Q. Is there any evolutionary theory why some animals have emetic reflexes while others do not?
A. No, but there seem to be large classes of animals that don’t have these reflexes. However, rats and other animals in this class might have more highly evolved first order defenses, e.g., sensitivity to learning conditioned flavor aversions.
Q. Comment: There seem to be a lot of differences across humans and the correlation between motion and nausea and vomiting?
A. Yes, that’s true. There are some racial and ethnic differences related to susceptibility to nausea and vomiting. Also, there are genetic variances in the neurotransmitter receptors involved in these responses, for example the 5-HT3 receptor.
Q. How do you distinguish regurgitation from emesis?
A. That’s a good question, and it hasn’t been investigated. Causal observation suggests that emesis is a more intense response.
Q. What about rodents. Do they have an emetic reflex?

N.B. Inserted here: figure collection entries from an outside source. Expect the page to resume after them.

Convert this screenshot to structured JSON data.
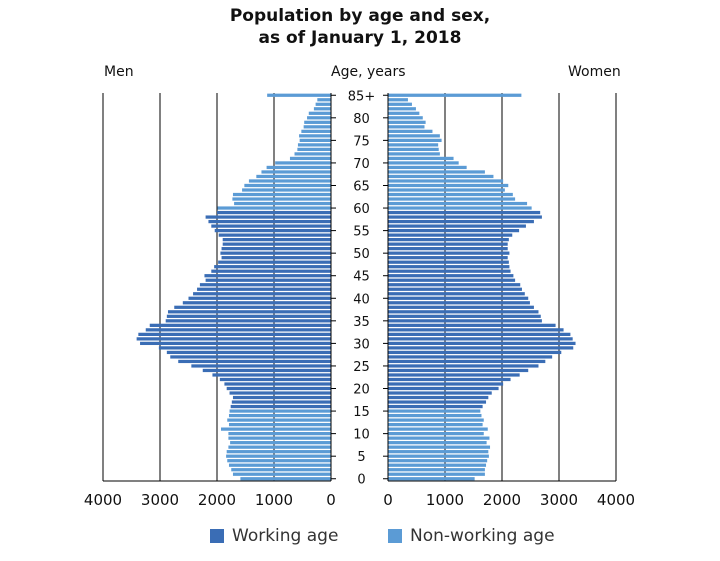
{
  "chart_data": {
    "type": "bar",
    "orientation": "horizontal-population-pyramid",
    "title_line1": "Population by age and sex,",
    "title_line2": "as of January 1, 2018",
    "left_label": "Men",
    "center_label": "Age, years",
    "right_label": "Women",
    "x_ticks_left": [
      "4000",
      "3000",
      "2000",
      "1000",
      "0"
    ],
    "x_ticks_right": [
      "0",
      "1000",
      "2000",
      "3000",
      "4000"
    ],
    "xlim": [
      0,
      4000
    ],
    "age_tick_labels": [
      "0",
      "5",
      "10",
      "15",
      "20",
      "25",
      "30",
      "35",
      "40",
      "45",
      "50",
      "55",
      "60",
      "65",
      "70",
      "75",
      "80",
      "85+"
    ],
    "categories": [
      "0",
      "1",
      "2",
      "3",
      "4",
      "5",
      "6",
      "7",
      "8",
      "9",
      "10",
      "11",
      "12",
      "13",
      "14",
      "15",
      "16",
      "17",
      "18",
      "19",
      "20",
      "21",
      "22",
      "23",
      "24",
      "25",
      "26",
      "27",
      "28",
      "29",
      "30",
      "31",
      "32",
      "33",
      "34",
      "35",
      "36",
      "37",
      "38",
      "39",
      "40",
      "41",
      "42",
      "43",
      "44",
      "45",
      "46",
      "47",
      "48",
      "49",
      "50",
      "51",
      "52",
      "53",
      "54",
      "55",
      "56",
      "57",
      "58",
      "59",
      "60",
      "61",
      "62",
      "63",
      "64",
      "65",
      "66",
      "67",
      "68",
      "69",
      "70",
      "71",
      "72",
      "73",
      "74",
      "75",
      "76",
      "77",
      "78",
      "79",
      "80",
      "81",
      "82",
      "83",
      "84",
      "85+"
    ],
    "working_age_range": [
      16,
      59
    ],
    "series": [
      {
        "name": "Men",
        "values": [
          1590,
          1720,
          1750,
          1790,
          1820,
          1840,
          1830,
          1800,
          1770,
          1800,
          1800,
          1930,
          1790,
          1820,
          1790,
          1780,
          1760,
          1740,
          1720,
          1780,
          1830,
          1870,
          1950,
          2080,
          2250,
          2450,
          2680,
          2820,
          2880,
          3020,
          3350,
          3410,
          3380,
          3250,
          3180,
          2900,
          2880,
          2860,
          2750,
          2600,
          2500,
          2420,
          2350,
          2300,
          2200,
          2220,
          2100,
          2050,
          1980,
          1920,
          1940,
          1920,
          1900,
          1900,
          1970,
          2040,
          2100,
          2150,
          2200,
          2000,
          1990,
          1700,
          1730,
          1720,
          1560,
          1520,
          1440,
          1310,
          1220,
          1130,
          980,
          720,
          640,
          590,
          580,
          550,
          560,
          520,
          480,
          470,
          420,
          390,
          300,
          270,
          240,
          1120
        ]
      },
      {
        "name": "Women",
        "values": [
          1520,
          1700,
          1700,
          1720,
          1740,
          1770,
          1760,
          1790,
          1730,
          1780,
          1680,
          1750,
          1660,
          1680,
          1640,
          1620,
          1660,
          1720,
          1760,
          1820,
          1940,
          2020,
          2150,
          2310,
          2460,
          2640,
          2760,
          2880,
          3040,
          3250,
          3290,
          3240,
          3200,
          3080,
          2940,
          2700,
          2680,
          2640,
          2560,
          2490,
          2460,
          2400,
          2350,
          2320,
          2230,
          2200,
          2150,
          2130,
          2120,
          2100,
          2130,
          2100,
          2100,
          2120,
          2180,
          2300,
          2420,
          2560,
          2700,
          2670,
          2520,
          2440,
          2230,
          2190,
          2050,
          2110,
          2020,
          1850,
          1700,
          1380,
          1240,
          1150,
          910,
          890,
          880,
          940,
          910,
          780,
          640,
          660,
          610,
          550,
          490,
          420,
          350,
          2340
        ]
      }
    ]
  },
  "legend": {
    "working_label": "Working age",
    "nonworking_label": "Non-working age"
  },
  "colors": {
    "working": "#3a6db5",
    "nonworking": "#5b9bd5",
    "axis": "#000000"
  }
}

A. No, but they might have a degenerative “emetic” response. They have a gagging reflex, and they will retch (or gag) upon administration of some medications, but this does not result in expulsion of gastric contents. However, please note that relatively few strains of rats, mice, guinea pigs, or hamsters (or rabbits) have been evaluated and with a limited set of emetogenic stimuli.
Q. Have studies been done with animals to study which types of substances they choose to consume when they are exhibiting pica?
A. Yes, one study compared clay, pebbles, and dirt and found that clay was the most consumed. This seems to make sense because clay can absorb toxins very well and therefore is the most beneficial response.
Q. How do you measure the intensity of emesis?
A. By the frequency of emetic and retching responses.
Q. If you repeated this experiment with the rat, would they sensitize over time (with repeated injections of kaolin)?
A. A recent study by Vera et al. showed heightened pica responses to cisplatin (a chemotherapy agent) injection with repeat doses.
Q. Does vomiting reduce the formation of a conditioned taste aversion?
A. I’m not sure how you would test that. But perhaps one could reason that if vomiting is a positive outcome perhaps a strong stimulus, producing emesis, might function less effectively as a US for the formation of CTA than a sub-threshold stimulus.
Q. What do you feed the suncus murinus?
A. We feed them cat chow and mink pellets.
Q. Are you looking for a hormonal response in the suncus that regulations the emetic response? Is oxytocin a good marker?
A. We don’t know but we are currently considering these measures.